Shirley Roebuck, general manager of Gilco Trucking Co. in Portsmouth, Virginia, chronicled the consequences of delays. Congestion often wastes five hours of Gilco drivers’ time without completing a single trip.

That’s far below the six trips a day that drivers need to live comfortably, she said. Some are getting as two trips on a single day.

David Manning, who chairs the truckers’ North American Chassis Pool Cooperative, said there was a need for “free competition” for the equipment.

“Truckers are prevented from picking the chassis provider, yet they are paying the bill. The [trucker] has had no chance to dictate prices and terms for using chassis,” said Manning, who is president of drayage carrier TCW, based in Nashville, Tennessee. He is also a vice chairman of American Trucking Associations.

The problem, Manning said, is that ocean carriers can specify chassis usage through agreements with leasing companies, who bought chassis from them at inflated prices.

Chassis lessors had their own litany of inefficiency, as exemplified by Direct ChassisLink, or DCLI, which advocated more use of pools.

CEO William Shea offered an example from a Los Angeles terminal. DCLI needed to move in 300 chassis, while rival operator FlexiVan had to move out 275 units from the same terminal.

Because there was no cooperative pool, a total of 575 moves had to be made. However, if there had been a pool in place, DCLI could have used the 275 FlexiVan units, and then only moved in 25 additional units to fill their quota of 300.

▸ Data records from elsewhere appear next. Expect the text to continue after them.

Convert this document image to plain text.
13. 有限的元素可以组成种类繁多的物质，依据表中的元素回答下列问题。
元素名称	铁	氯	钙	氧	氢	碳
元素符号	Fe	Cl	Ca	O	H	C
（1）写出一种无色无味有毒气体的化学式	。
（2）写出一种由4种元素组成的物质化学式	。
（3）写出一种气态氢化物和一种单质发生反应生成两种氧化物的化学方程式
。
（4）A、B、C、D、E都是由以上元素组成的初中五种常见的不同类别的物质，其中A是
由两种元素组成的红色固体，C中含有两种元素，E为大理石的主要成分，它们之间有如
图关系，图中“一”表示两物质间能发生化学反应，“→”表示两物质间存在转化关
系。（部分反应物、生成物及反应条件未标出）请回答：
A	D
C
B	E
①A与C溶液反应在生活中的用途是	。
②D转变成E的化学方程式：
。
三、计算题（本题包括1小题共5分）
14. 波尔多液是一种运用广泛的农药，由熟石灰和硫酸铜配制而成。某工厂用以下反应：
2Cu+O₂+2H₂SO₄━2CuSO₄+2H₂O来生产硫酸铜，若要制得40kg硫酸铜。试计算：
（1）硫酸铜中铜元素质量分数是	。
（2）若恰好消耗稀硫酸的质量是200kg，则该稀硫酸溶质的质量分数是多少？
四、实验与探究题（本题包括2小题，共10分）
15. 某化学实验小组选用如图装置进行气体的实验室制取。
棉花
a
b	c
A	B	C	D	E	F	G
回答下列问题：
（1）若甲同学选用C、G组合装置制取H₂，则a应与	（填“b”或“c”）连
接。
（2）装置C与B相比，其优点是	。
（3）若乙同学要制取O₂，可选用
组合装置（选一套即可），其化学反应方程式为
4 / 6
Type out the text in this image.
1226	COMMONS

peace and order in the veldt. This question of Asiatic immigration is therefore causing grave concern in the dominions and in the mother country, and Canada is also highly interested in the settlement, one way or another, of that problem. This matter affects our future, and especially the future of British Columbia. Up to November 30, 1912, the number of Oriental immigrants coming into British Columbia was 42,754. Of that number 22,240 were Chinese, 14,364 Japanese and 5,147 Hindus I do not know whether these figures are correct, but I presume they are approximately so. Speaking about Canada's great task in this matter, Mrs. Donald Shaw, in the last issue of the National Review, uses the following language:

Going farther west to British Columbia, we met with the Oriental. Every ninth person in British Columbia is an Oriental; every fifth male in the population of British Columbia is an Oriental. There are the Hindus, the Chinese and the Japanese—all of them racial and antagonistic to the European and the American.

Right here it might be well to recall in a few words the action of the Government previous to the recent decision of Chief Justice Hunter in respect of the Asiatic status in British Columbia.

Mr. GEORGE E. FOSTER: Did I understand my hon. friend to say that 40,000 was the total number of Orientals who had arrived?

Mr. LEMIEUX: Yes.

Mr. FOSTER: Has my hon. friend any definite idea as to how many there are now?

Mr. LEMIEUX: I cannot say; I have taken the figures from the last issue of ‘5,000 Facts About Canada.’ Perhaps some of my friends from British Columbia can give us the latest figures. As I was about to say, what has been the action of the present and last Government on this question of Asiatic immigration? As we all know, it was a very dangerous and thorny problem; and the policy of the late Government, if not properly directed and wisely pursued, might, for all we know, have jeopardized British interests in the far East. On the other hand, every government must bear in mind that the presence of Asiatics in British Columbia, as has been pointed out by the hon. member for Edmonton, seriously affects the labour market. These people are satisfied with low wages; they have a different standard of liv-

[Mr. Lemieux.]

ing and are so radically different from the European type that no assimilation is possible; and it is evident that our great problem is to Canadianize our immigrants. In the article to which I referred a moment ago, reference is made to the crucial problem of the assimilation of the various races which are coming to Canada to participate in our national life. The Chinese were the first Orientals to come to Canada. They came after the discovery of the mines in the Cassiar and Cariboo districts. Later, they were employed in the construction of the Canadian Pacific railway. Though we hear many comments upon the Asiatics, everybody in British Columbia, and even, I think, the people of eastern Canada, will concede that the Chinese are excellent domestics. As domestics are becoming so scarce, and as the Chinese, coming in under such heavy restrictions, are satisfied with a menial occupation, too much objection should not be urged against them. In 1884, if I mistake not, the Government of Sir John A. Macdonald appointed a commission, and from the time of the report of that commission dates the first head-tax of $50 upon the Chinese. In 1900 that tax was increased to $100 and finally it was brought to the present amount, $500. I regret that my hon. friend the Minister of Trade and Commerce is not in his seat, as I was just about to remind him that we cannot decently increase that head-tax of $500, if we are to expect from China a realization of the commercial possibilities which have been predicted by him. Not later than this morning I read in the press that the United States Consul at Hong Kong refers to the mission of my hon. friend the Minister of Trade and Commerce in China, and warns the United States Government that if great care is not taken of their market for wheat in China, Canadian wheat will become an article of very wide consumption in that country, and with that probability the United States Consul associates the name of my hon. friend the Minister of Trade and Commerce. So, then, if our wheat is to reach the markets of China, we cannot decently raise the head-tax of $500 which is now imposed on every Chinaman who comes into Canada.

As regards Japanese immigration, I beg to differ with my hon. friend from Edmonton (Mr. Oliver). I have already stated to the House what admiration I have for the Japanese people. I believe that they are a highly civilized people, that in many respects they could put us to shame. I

At the same time, port leaders made it clear that congestion is a worldwide issue that extends beyond the Mid-Atlantic region that the focus of the Oct. 1 meeting.

“Congestion issues are all over the world,” said John Reinhart, executive director at the Port of Virginia. “Here in North America, we did not invest heavily enough” in infrastructure, such as cranes.

He noted that his port has grown 6.5% annually for five years without adding land, and have experienced record volumes in six of the past nine months. Virginia also is handicapped by the lack of federal cargo inspectors, whose workforce is the same size as in 2008.

Reinhart and others made a point of praising union officials for efforts to boost productivity. At his port, the workforce has grown by 11%, far faster than cargo growth.